Таковы привилегии, которые дает власть, но удивительно: за исключением людей искусства и диктаторов, мало кто даже из президентов компаний отваживается сказать миру, что он думает. Полицейский комиссар Нью-Йорка Кеннеди, безусловно сумевший выбиться в люди, поплатился некоторое время назад за то, что откровенно высказал свое мнение по поводу религиозных убеждений полицейских-евреев. Комиссар — не антисемит, это всем известно. Тем не менее нью-йоркский совет раввинов счел себя обязанным потребовать от Кеннеди, чтобы он взял свои слова обратно, и мэр Вагнер по формальным причинам это требование поддержал. Оказывается, совсем не просто говорить то, что думаешь. Даже люди искусства ищут прикрытия, маскируясь под банковских служащих и вуалируя свои высказывания. Остаются одни диктаторы. (Случайное ли это совпадение, что Эмили Пост умерла во время визита Хрущева?)
Перемежая маску улыбчивого крестьянского добродушия с маской злости, русский премьер-министр выпускает на волю свои глубочайшие эмоции, и если они не потрясают нас, то потому только, что мы утратили непосредственный контакт с реальностью. На Западе связь между мнением, чувством и телесным движением нарушена. Мы лишились выразительной силы. Хрущев виртуозно пользуется этой силой, демагогически эксплуатируя свое русско-крестьянское происхождение. Эмоции у него всегда наготове, и, хотя он лжет, он имеет перед нами преимущество. Принципы западного либерализма больше не претворяются в эффективное действие. Лишенные выразительной силы, мы благоговейно трепещем перед ней, мы жаждем ее и в то же время боимся. Мы хвалим скучное достоинство наших тихоречивых лидеров, но в глубине души питаем слабость к вспышкам страсти, даже когда эти вспышки притворны и демагогичны. «В растерянности лучшие, а худших / Переполняет бешеная страсть».

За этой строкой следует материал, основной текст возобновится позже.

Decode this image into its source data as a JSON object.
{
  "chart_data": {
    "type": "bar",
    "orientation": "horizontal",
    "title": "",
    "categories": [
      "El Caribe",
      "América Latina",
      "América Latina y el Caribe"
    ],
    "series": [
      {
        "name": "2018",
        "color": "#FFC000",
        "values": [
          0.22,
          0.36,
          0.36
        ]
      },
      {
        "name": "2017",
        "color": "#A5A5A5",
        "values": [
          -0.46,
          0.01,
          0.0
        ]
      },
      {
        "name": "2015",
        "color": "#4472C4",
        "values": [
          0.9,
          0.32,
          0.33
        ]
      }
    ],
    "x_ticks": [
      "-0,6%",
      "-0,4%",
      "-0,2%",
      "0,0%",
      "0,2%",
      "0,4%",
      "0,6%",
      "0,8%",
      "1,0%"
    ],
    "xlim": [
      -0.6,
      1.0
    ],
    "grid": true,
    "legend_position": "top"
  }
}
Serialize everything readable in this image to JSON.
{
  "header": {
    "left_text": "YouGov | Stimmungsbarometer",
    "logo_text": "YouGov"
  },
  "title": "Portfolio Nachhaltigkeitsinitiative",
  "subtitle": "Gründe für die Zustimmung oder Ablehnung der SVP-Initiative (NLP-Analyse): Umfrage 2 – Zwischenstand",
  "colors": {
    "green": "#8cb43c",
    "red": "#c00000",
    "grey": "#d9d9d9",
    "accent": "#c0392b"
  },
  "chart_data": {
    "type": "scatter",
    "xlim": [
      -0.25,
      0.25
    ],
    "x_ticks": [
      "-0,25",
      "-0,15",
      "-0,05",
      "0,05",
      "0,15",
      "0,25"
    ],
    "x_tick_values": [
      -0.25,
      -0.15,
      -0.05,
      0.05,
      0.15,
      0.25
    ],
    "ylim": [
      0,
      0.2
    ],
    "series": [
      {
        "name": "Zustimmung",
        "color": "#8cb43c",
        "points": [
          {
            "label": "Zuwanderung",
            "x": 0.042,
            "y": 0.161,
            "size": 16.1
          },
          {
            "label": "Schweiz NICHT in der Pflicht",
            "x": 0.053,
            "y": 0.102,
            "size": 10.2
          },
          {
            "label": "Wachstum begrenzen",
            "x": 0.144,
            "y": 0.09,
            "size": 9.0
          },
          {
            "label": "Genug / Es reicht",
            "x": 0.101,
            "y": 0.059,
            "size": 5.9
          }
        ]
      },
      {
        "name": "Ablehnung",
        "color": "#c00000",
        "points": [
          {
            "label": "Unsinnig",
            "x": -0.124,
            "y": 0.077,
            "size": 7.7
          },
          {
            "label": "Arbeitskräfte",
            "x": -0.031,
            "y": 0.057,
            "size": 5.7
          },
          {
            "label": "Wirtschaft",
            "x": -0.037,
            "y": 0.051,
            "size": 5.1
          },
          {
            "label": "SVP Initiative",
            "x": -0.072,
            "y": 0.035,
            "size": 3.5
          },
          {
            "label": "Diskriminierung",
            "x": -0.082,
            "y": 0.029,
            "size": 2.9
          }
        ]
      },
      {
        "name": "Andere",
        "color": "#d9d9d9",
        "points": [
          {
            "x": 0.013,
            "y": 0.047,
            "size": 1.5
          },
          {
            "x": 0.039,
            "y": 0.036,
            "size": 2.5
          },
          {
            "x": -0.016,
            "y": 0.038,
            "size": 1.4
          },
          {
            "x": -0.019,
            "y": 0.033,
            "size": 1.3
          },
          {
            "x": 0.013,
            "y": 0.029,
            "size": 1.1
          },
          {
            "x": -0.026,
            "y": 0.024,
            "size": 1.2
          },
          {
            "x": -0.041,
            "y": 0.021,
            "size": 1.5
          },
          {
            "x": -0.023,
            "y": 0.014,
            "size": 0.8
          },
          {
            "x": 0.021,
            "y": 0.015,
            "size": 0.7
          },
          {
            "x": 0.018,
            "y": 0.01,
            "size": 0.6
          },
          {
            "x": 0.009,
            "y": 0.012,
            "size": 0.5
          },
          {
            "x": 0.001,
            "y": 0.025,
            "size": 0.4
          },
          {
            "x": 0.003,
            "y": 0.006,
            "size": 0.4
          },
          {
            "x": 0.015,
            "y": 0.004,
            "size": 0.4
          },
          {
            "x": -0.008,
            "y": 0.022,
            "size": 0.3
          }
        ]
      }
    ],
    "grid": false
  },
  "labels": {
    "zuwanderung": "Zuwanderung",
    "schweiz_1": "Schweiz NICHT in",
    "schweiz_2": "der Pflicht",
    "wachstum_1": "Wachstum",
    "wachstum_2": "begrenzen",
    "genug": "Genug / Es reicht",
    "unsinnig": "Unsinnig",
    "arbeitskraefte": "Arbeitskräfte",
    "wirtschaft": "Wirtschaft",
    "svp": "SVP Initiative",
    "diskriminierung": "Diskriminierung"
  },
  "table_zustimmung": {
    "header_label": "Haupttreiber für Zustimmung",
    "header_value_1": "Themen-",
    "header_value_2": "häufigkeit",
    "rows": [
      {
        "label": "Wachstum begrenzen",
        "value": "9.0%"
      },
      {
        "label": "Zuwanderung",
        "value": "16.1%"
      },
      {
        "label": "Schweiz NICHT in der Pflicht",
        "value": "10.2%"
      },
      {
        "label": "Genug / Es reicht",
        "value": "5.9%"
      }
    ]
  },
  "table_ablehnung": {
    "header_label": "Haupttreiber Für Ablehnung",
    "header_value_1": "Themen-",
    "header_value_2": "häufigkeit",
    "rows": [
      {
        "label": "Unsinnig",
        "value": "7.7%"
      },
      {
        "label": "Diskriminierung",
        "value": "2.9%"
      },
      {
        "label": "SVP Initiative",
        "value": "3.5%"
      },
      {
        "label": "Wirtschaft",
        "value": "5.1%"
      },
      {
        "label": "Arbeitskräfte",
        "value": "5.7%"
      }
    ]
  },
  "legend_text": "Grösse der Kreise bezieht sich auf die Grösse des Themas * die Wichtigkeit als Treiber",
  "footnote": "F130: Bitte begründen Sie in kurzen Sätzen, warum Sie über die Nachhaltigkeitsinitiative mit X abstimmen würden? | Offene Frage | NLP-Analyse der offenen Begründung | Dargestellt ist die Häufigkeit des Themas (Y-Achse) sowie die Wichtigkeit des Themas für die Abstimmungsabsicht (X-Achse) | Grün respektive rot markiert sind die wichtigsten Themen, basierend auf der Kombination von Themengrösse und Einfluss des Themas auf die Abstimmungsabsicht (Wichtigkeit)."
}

Временами Хрущев выходит за грань гоголевского комизма; не всегда в этом человеке можно разглядеть черты симпатичного мошенника, который любит вволю покушать рыбки и масленых блинов. Гоголевский Чичиков на радостях от удачной аферы скачет по комнате вдали от людских очей. Хрущев изображает канкан на глазах у мировой общественности с нутряным весельем злобного гнома. Перед нами человек, которого сложными течениями людских воль вынесло в такое место, откуда рукой подать до власти над миром. В эпоху, когда видные деятели демонстрируют лишь смешанные — вторичные и третичные — цвета из спектра человеческих свойств, он не показывает нам иных цветов, кроме первичных. То ли он выставляет на всеобщее обозрение свои подлинные инстинкты, то ли, как растленный и хитрый старик Карамазов у Достоевского, юродствует, разыгрывая простодушие.